What we don’t know is whether dogs are changing their facial expressions intentionally. Plenty of animals look sad when they’re sad, humans included, but they look that way regardless of whether anyone else is there to see it. If an animal specifically puts on an expression when there’s someone paying attention—but not when they’re alone—that’s communication. And dogs seem to do that.
In a recent study published in Scientific Reports, animal psychologists found that pups made more expressions when their owners were looking at them than when their backs were turned. And that happened regardless of whether the dogs were offered food, so it seems that it’s not just about whether the pupper is generally excited. Food, as it turns out, has been found to be more arousing to dogs than human contact, as long as the person doesn’t say anything (some humans are the same way). If facial expressions are just an involuntary response to excitement, dogs should make the same number of expressions when presented with food and with a human’s gaze.

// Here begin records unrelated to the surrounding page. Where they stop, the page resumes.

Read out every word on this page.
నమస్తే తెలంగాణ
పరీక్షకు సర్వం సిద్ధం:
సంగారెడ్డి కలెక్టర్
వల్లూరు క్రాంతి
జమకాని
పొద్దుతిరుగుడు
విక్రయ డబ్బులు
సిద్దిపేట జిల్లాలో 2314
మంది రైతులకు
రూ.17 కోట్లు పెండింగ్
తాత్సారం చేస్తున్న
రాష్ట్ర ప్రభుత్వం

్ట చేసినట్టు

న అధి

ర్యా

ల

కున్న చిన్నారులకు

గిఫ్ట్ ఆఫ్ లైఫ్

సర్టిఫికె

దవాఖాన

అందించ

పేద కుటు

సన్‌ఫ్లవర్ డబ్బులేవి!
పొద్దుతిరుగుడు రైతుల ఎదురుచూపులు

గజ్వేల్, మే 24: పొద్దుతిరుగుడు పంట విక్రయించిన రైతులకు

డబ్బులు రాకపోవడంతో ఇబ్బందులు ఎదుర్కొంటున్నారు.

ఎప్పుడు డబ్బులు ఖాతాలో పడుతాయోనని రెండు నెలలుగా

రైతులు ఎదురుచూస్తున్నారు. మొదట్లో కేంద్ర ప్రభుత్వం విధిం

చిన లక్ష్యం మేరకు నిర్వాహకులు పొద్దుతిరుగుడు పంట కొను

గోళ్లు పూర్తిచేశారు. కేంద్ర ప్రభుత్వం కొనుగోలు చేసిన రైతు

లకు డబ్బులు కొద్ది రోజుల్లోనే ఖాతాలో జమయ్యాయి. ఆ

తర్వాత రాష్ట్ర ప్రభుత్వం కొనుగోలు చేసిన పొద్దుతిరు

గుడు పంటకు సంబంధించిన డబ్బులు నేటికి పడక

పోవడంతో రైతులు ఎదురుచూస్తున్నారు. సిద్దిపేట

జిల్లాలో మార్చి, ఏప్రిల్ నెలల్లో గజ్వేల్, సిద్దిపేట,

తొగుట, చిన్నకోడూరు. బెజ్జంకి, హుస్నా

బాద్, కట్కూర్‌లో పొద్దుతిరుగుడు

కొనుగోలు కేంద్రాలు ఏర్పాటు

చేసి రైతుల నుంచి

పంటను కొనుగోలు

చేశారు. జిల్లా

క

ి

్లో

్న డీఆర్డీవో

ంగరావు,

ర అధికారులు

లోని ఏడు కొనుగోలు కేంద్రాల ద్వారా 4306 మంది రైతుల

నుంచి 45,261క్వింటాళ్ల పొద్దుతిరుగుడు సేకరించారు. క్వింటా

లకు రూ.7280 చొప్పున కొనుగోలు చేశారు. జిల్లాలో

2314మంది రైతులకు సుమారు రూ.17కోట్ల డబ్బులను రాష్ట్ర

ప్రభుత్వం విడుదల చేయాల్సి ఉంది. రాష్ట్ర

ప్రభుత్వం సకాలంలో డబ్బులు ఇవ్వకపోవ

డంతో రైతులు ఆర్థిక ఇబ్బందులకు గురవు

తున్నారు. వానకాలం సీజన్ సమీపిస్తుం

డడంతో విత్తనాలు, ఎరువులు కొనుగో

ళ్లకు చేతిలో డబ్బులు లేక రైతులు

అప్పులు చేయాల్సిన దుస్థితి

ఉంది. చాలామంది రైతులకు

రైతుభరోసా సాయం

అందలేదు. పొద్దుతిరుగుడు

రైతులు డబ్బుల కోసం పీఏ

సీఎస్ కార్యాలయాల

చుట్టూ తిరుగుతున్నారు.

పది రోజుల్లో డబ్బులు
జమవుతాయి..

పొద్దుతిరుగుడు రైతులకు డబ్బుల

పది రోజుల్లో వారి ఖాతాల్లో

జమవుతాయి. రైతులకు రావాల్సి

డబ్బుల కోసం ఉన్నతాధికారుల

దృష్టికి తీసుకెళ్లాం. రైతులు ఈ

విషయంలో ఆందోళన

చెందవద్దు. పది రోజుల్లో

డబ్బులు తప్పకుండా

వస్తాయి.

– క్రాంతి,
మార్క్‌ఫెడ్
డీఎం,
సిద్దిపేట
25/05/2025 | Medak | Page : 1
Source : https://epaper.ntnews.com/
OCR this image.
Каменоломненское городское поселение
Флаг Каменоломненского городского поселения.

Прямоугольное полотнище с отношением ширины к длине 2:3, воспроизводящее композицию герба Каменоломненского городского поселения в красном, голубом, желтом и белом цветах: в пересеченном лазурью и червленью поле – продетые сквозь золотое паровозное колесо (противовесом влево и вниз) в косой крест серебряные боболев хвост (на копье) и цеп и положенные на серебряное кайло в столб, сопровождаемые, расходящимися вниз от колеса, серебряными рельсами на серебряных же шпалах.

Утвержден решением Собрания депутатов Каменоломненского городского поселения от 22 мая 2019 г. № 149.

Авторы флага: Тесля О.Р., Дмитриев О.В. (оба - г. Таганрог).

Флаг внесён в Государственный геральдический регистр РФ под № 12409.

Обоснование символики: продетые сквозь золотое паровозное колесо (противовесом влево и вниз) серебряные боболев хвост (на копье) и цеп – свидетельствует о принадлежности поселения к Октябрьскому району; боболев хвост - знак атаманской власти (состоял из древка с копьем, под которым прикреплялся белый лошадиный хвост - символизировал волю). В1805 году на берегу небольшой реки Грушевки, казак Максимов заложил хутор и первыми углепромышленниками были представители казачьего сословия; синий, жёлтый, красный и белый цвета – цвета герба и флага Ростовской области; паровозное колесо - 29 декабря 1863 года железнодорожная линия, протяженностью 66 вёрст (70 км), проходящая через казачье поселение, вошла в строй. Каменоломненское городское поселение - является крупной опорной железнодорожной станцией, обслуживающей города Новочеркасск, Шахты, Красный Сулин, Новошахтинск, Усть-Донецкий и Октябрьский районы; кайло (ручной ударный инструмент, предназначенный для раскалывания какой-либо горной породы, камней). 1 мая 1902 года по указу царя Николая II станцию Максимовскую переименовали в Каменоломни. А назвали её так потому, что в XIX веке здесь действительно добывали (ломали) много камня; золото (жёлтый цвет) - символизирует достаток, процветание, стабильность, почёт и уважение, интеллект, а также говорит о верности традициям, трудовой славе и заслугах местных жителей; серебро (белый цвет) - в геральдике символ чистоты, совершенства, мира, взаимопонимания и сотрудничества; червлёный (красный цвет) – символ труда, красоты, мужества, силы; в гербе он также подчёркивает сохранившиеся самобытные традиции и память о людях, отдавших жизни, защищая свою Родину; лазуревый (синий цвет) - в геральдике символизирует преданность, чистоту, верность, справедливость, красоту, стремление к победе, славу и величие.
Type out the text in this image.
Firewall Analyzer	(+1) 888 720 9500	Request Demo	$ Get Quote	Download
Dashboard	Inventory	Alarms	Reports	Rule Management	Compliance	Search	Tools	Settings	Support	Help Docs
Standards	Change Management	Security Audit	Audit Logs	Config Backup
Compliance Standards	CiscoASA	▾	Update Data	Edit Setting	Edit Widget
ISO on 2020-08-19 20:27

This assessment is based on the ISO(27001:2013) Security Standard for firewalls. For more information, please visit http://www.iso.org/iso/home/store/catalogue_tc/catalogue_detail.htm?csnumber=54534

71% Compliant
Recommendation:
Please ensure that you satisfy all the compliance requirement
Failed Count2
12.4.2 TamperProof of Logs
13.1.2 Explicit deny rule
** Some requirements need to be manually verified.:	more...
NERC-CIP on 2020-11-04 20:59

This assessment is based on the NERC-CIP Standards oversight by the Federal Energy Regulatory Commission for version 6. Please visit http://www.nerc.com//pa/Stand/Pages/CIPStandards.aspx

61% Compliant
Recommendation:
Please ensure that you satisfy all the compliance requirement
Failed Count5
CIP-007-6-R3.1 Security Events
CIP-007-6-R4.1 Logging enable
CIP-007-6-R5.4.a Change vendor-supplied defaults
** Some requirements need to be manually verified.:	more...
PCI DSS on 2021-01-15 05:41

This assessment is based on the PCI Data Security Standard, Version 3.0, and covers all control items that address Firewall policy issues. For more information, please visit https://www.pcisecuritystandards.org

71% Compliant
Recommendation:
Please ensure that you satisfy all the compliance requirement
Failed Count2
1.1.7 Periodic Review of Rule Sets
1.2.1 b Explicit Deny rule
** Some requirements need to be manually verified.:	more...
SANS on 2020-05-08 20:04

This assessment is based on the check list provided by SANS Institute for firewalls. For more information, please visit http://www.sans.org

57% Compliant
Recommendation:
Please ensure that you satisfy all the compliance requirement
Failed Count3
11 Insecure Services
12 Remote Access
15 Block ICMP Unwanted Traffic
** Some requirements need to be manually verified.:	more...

The fact that they don’t—that they actually make more eyebrow movements when a human is facing them—might seem obvious. But it only seems that way because we assume a lot about our pets. It’s easy for us to impose our own feelings on a sweet, loving animal who can’t correct our assumptions, but that doesn’t mean we’re right. Lots of pet owners attribute human-like emotions to their companions, even when the evidence suggests they’re mistaken. People often think that their dogs and cats feel guilt when they’ve done something wrong and punish them accordingly, but studies have found that this is just an expression that pets put on to appease their owners. It’s not real guilt, and they don’t really realize what they’ve done wrong. So while we think we’re punishing them for something they know they’ve done, they may just feel we’re punishing them arbitrarily.
Not all anthropomorphizing is dangerous, of course. It’s just important to figure out what’s fact and what’s fiction. Our seemingly “obvious” intuitions about our best friends can be wrong, and that’s is why canine research exists. Even if it seems like science is just confirming the obvious, we still have to confirm it.
So yes, it is a little unsurprising. Dogs evolved alongside humans, and it seems natural that they would be under selective pressure to develop traits that allow the two species to communicate, or at least to reflect the desires of the people they live with. After all, it was our desire for non-aggressive companions that caused dogs to evolve away from their wolf ancestors to become increasingly like eternal puppies. They make eye contact with humans that gives both parties a feel-good oxytocin boost, where their wolf compatriots avoid that type of bonding. And if a person meets a dog’s gaze, then points or gestures to a hidden object, the furry friends able to find the item successfully. Our canine buds are highly attuned to our behavior, even where chimpanzees and wolves are not. It follows that humans might also have taken a shine to that eyebrow-raising, eye-widening gaze that we so appropriately call “puppy-dog eyes,” thereby unintentionally causing dogs to make that expression more often.
Over time, that selective pressure may have given dogs the ability to change their expressions in order to communicate, rather than accidentally conveying emotion. We don’t know for sure that wolves don’t do this, and as social animals trying to survive in the wild they may very well do it better than dogs, or perhaps just differently. After all, primates evolved their expressive faces for each other, not for humans. If wolves have the ability too, that would suggest that it evolved out of social pressure having nothing to do with people. This paper isn’t confirming or denying any of that—it only studied the human-dog relationship. Dogs seem to use more facial expressions when a human is paying attention to them. What that means is another question entirely.
Again, that seems so obvious because it feels like your dog is trying to tell you things—and in many cases, they really are. It’s just important that we bother to confirm our intuitions using actual evidence. Because you know what happens when you assume: sometimes you get it wrong.